A MALÁRIA continua a ser um grande problema de saúde pública em Moçambique. O país mantém-se no 5.º lugar do “ranking” dos países com maior peso da doença no mundo, e o mosquito transmissor está a adaptarse aos insecticidas e a mudar de comportamento. O alerta foi feito por Pedro Aide, investigador e director científico da área de Malária do Centro de Investigação em Saúde de Manhiça (CISM), no contexto do Dia Mundial do Mosquito, assinalado a 20 de Agosto. A data serve para recordar que o insecto é o animal mais mortífero para o ser humano.
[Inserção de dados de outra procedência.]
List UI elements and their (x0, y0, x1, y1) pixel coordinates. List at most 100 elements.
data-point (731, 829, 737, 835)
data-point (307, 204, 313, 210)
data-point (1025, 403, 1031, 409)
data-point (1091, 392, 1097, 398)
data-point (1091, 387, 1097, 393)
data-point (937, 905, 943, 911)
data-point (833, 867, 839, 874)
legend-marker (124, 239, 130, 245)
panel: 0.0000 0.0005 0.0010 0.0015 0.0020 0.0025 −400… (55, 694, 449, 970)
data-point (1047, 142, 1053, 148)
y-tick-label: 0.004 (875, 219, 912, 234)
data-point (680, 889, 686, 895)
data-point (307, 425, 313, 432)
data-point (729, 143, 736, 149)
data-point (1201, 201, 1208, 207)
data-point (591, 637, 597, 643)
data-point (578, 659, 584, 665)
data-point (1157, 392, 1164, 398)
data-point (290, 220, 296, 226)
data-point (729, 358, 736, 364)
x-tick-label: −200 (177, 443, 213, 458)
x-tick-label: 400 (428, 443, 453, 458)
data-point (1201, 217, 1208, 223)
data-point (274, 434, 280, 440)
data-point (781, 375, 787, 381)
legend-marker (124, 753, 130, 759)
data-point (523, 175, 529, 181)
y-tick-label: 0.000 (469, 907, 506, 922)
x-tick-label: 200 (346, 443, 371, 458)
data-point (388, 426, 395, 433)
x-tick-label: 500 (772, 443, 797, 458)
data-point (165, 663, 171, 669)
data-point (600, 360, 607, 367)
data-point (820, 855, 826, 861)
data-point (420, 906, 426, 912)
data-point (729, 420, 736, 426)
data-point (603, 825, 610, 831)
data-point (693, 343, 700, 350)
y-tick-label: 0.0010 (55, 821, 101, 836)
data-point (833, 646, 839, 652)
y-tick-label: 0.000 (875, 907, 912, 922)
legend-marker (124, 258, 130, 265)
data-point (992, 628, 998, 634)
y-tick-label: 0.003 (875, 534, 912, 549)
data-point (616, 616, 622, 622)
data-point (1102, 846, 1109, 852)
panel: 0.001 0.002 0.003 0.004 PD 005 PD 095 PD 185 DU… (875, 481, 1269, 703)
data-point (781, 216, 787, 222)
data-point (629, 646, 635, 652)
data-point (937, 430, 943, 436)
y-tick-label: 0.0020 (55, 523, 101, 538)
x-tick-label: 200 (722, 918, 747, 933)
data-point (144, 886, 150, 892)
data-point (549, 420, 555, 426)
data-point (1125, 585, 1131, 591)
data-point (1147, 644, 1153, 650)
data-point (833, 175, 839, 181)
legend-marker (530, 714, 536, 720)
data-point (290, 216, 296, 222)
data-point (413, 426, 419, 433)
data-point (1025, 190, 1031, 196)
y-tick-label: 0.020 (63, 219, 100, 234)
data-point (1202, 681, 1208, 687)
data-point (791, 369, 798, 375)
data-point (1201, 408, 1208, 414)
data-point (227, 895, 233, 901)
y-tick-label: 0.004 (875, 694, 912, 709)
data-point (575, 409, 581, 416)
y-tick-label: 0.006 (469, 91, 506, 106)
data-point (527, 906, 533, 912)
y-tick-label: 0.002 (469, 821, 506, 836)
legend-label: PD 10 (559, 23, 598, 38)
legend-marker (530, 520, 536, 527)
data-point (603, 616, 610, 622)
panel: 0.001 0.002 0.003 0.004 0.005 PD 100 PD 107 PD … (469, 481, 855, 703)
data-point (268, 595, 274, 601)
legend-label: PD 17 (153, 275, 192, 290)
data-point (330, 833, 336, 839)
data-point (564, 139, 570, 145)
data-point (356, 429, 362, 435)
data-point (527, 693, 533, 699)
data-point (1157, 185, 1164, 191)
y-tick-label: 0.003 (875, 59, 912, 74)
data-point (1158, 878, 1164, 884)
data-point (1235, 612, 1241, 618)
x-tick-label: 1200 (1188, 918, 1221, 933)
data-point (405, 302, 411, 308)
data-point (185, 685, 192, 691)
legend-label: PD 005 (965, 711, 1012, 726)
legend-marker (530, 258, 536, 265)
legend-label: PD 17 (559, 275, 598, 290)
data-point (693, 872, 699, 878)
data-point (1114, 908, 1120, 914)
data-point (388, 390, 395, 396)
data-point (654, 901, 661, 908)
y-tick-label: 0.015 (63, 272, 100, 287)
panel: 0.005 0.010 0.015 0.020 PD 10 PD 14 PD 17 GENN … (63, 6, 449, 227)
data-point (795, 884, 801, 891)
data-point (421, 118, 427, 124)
Segundo Aide, esta é a realidade que coloca o país entre os que continuam a ter a doença como um grande problema de saúde pública. Moçambique segue entre os principais com casos clínicos e mortalidade.
Para o investigador, o problema já não é só o parasita, ajuntando que os mosquitos têm estado a adaptar-se à pressão que foi exercida ao longo dos últimos anos pelos insecticidas. Pior, admitiu, alguns passam a picar dentro de casa e a descansar no exterior. Com isso, reduzem a eficácia da pulverização intra-domiciliária e das redes mosquiteiras impregnadas com insecticidas. As alterações climáticas mudam a geografia da doença. Temperaturas mais altas, ciclones e cheias criam condições para a reprodução e já há relatos de ressurgência em zonas onde a malária tinha sido controlada. “Aquilo que é a geografia da malária ou a do mosquito transmissor da malária está a mudar”, alerta. Somam-se a isso a urbanização desordenada e habitações precárias.
“A maior parte das habitações é construída de forma não conveniente para a protecção contra os mosquitos”, refere o investigador. A resposta, segundo disse, não é só do Ministério da Saúde, mas uma questão que diz respeito ao país. Agricultura, urbanização, transporte e saneamento devem entrar na estratégia. A vacina R21, já administrada em quase todo o país, ajuda, mas sozinha não resolve. A eficácia é de 40 a 50 por cento. A adesão da população também é determinante. O uso correcto de redes e a aceitação da pulverização, segundo o CISM, estão a falhar.